First of all, islands have edges. Proper, physical edges. You can walk to them. Stand at them. Stare dramatically out to sea like you’re in a sweeping movie montage. There’s something deeply comforting about knowing the world stops at the shoreline. An ocean in every direction and a breeze that seems to whisper, “You can relax now.”
The delicious isolation
When I holiday on an island, I instantly feel lighter. Maybe it’s psychological — water as a boundary, separating me from real life. Emails can’t swim. Laundry piles dissolve in salt air. On the mainland, life feels sprawling and busy. On an island, it shrinks to something manageable: swim, eat, nap, repeat.
Of course, island stories don’t always go smoothly. We grew up watching the cast of Gilligan’s Island attempt to get off their tropical paradise with increasingly questionable engineering plans.
And let’s not forget Mamma Mia!, where everyone lives on a Greek island and somehow resolves complex life questions through ABBA songs.

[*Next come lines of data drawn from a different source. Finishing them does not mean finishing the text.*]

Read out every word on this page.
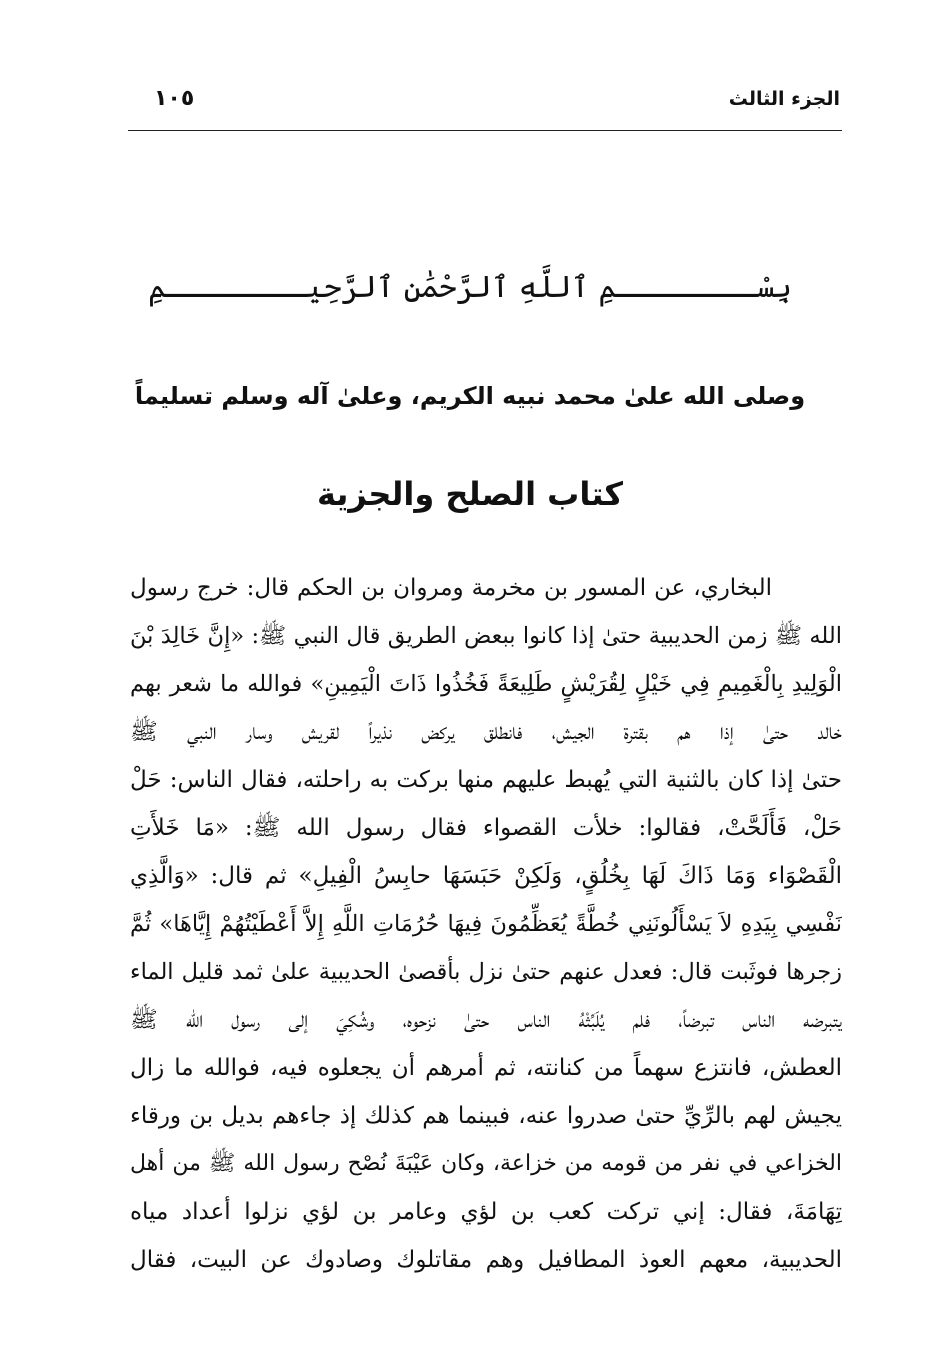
الجزء الثالث
١٠٥
بِسْــــــــمِ ٱللَّهِ ٱلرَّحْمَٰنِ ٱلرَّحِيــــــــمِ
وصلى الله علىٰ محمد نبيه الكريم، وعلىٰ آله وسلم تسليماً
كتاب الصلح والجزية
البخاري، عن المسور بن مخرمة ومروان بن الحكم قال: خرج رسول
الله ﷺ زمن الحديبية حتىٰ إذا كانوا ببعض الطريق قال النبي ﷺ: «إِنَّ خَالِدَ بْنَ
الْوَلِيدِ بِالْغَمِيمِ فِي خَيْلٍ لِقُرَيْشٍ طَلِيعَةً فَخُذُوا ذَاتَ الْيَمِينِ» فوالله ما شعر بهم
خالد حتىٰ إذا هم بقترة الجيش، فانطلق يركض نذيراً لقريش وسار النبي ﷺ
حتىٰ إذا كان بالثنية التي يُهبط عليهم منها بركت به راحلته، فقال الناس: حَلْ
حَلْ، فَأَلَحَّتْ، فقالوا: خلأت القصواء فقال رسول الله ﷺ: «مَا خَلأَتِ
الْقَصْوَاء وَمَا ذَاكَ لَهَا بِخُلُقٍ، وَلَكِنْ حَبَسَهَا حابِسُ الْفِيلِ» ثم قال: «وَالَّذِي
نَفْسِي بِيَدِهِ لاَ يَسْأَلُونَنِي خُطَّةً يُعَظِّمُونَ فِيهَا حُرُمَاتِ اللَّهِ إِلاَّ أَعْطَيْتُهُمْ إِيَّاهَا» ثُمَّ
زجرها فوثَبت قال: فعدل عنهم حتىٰ نزل بأقصىٰ الحديبية علىٰ ثمد قليل الماء
يتبرضه الناس تبرضاً، فلم يُلَبِّثْهُ الناس حتىٰ نزحوه، وشُكِيَ إلى رسول الله ﷺ
العطش، فانتزع سهماً من كنانته، ثم أمرهم أن يجعلوه فيه، فوالله ما زال
يجيش لهم بالرِّيِّ حتىٰ صدروا عنه، فبينما هم كذلك إذ جاءهم بديل بن ورقاء
الخزاعي في نفر من قومه من خزاعة، وكان عَيْبَةَ نُصْح رسول الله ﷺ من أهل
تِهَامَةَ، فقال: إني تركت كعب بن لؤي وعامر بن لؤي نزلوا أعداد مياه
الحديبية، معهم العوذ المطافيل وهم مقاتلوك وصادوك عن البيت، فقال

I can confirm my holidays are less spontaneous choreographed numbers — though give me a good tune in the background and a margarita and I won’t rule it out.
Image – Mamma Mia! (2008). Copyright Littlestar Productions/Playtone.
Simplicity is the point
One of the things I love most about island holidays is how simple life becomes. You pack less. You need less. You rotate between two pairs of sandals and suddenly that feels entirely sufficient. There’s usually one main street, a handful of cafés, and a rhythm to the day that revolves around tides and sunset rather than traffic.
As a solo traveller, that simplicity feels safe. It’s easy to get your bearings.
“If you were stranded on a desert island…”
Islands also tap into that classic question: If you were stranded on a desert island, what would you take?
I’ve always loved this question. Not because I actually want to test my survival skills (I draw the line at building my own shelter), but because it’s a brilliant little mirror. Strip life back to one or two items and suddenly your priorities become very clear.
Would you take something practical? A knife? A solar-powered gadget? Or something sentimental — a photo, a book, a piece of music? The question quietly forces you to consider what really matters when all the clutter falls away. It’s a reminder that most of what fills our homes — and our mental space — isn’t essential at all.
When I’m on an island holiday, I feel like I’m gently living that question.